Je relis un fragment attribué à Marcus. Ce qui m’intéresse n’est pas tant ce qu’il dit de Édouard Glissant que ce qu’il révèle de sa propre structure cognitive.
Trois régimes de pensée s’y entrechoquent sans médiation stable. Le premier est celui du chaos-monde, tel que Glissant le conceptualise : une prolifération de relations non totalisables, irréductibles à toute cartographie. Autrement dit, une pensée qui neutralise d’emblée toute tentative de modélisation.
Le second régime est celui du sujet lecteur — Marcus — qui manifeste un besoin immédiat de reconfiguration. Là où Glissant suspend la topologie, Marcus tente de la restaurer. Il ne comprend pas, dit-il. Mais cette incompréhension n’est pas une limite cognitive : c’est un point de résistance. Il refuse implicitement un monde qui ne pourrait être structuré.
Je note ici un réflexe classique : face à un objet théorique non assimilable, le sujet cherche à le réintégrer dans un espace de lisibilité. C’est un mécanisme de stabilisation. Une micro-stratégie de contrôle.

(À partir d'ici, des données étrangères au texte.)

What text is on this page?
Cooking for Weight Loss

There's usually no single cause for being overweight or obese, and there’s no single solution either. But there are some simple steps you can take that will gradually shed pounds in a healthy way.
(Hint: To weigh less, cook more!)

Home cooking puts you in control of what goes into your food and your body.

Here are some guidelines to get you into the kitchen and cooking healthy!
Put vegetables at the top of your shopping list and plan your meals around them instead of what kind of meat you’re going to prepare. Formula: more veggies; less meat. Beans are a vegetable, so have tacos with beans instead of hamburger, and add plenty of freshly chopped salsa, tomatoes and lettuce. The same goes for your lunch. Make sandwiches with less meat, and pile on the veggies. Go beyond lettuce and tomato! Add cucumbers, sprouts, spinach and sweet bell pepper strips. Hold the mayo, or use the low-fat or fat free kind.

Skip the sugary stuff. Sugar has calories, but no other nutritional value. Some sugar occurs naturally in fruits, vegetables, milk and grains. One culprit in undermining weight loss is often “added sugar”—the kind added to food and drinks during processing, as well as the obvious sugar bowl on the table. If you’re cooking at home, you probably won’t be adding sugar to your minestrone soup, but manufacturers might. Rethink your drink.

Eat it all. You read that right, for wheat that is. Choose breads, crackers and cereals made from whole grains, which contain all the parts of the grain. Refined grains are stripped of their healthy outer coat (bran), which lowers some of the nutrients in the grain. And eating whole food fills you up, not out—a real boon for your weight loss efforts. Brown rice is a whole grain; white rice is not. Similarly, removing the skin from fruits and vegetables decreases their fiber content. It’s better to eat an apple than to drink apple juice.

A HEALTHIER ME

Le troisième régime est identitaire. Marcus opère un déplacement : de la difficulté théorique vers une affirmation collective — « nous autres, Sénégalais ». Ce passage est décisif. Il substitue à une tension conceptuelle une résolution culturelle. Mais cette résolution est fragile.
Car en valorisant un « esprit systématique », il adopte en réalité les critères mêmes qu’il prétend dépasser. La lisibilité, la rationalisation, la structuration : autant d’opérateurs historiquement liés aux régimes occidentaux du savoir. Il ne sort pas du cadre. Il le déplace.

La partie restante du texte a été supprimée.